Hank la tomó por los hombros y la sacudió suavemente.
– Tú no tienes ni la más remota idea de cuál es mi concepto sobre la vida. No sabes nada de mí. Sólo conoces algunas historias. Dame una oportunidad, Maggie. Compruébalo por tus propios medios.
– No quiero darte una oportunidad. Aún nos restan seis meses de convivencia. No quiero que la situación se torne más engorrosa de lo que ya es hoy. Aunque fueras la persona correcta para mí, esto no resultaría. Skogen es la réplica de Riverside. Soy el tema del día de toda la chusma del pueblo. Otra vez me he transformado en la loca Maggie Toone. Y seguramente no habrá hombre ni mujer, ni niño, en un radio de setenta kilómetros, que no esté ansioso por enterarse de mi última locura.

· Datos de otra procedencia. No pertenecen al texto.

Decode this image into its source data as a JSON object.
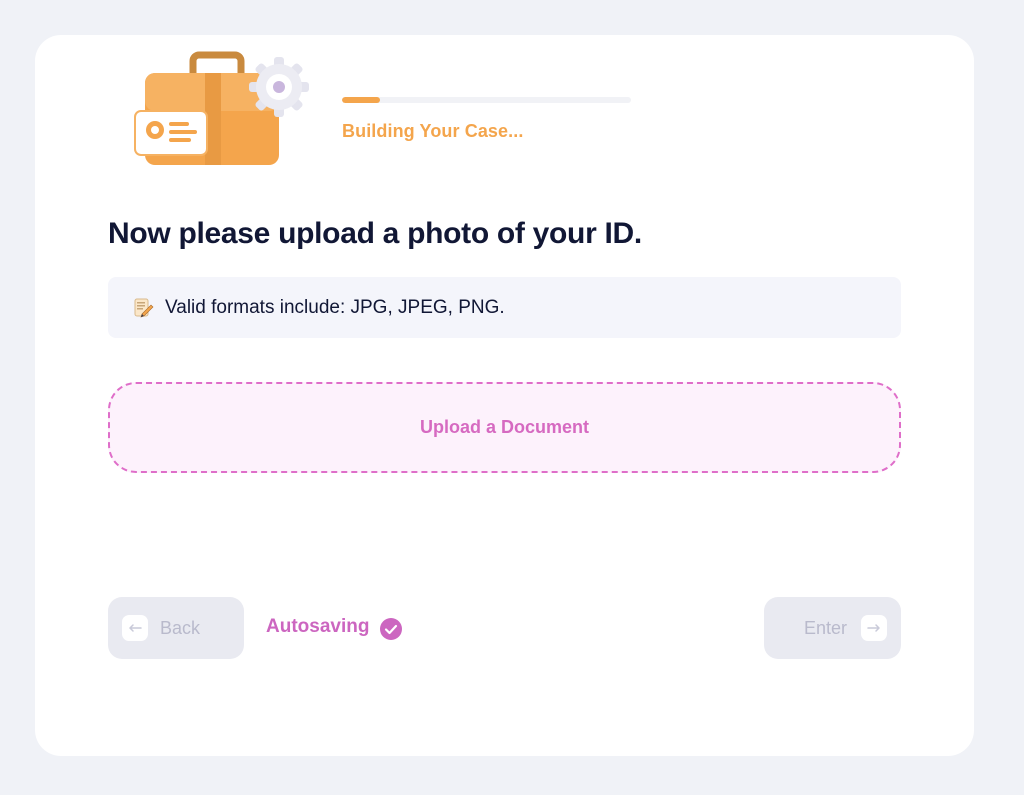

– Te equivocas. No eres la loca Maggie Toone, sino la loca Maggie Mallone.
– No quiero enamorarme de ti.
– Bien. Haz lo que creas necesario para impedirlo, pero no creo que te sirva de mucho -La soltó y retrocedió un paso-. ¿Y qué pasa conmigo? Para mí ya es demasiado tarde, Maggie, pues ya me he enamorado de ti.
La incredulidad rápidamente reemplazó la dicha inicial que Maggie había experimentado.
– Supongo que ése es tu problema.
– Error. Es tu problema, porque haré todo lo que crea necesario para que tú también te enamores de mí.
– ¿No fue anoche mismo que me dijiste que ya no harías más avances conmigo?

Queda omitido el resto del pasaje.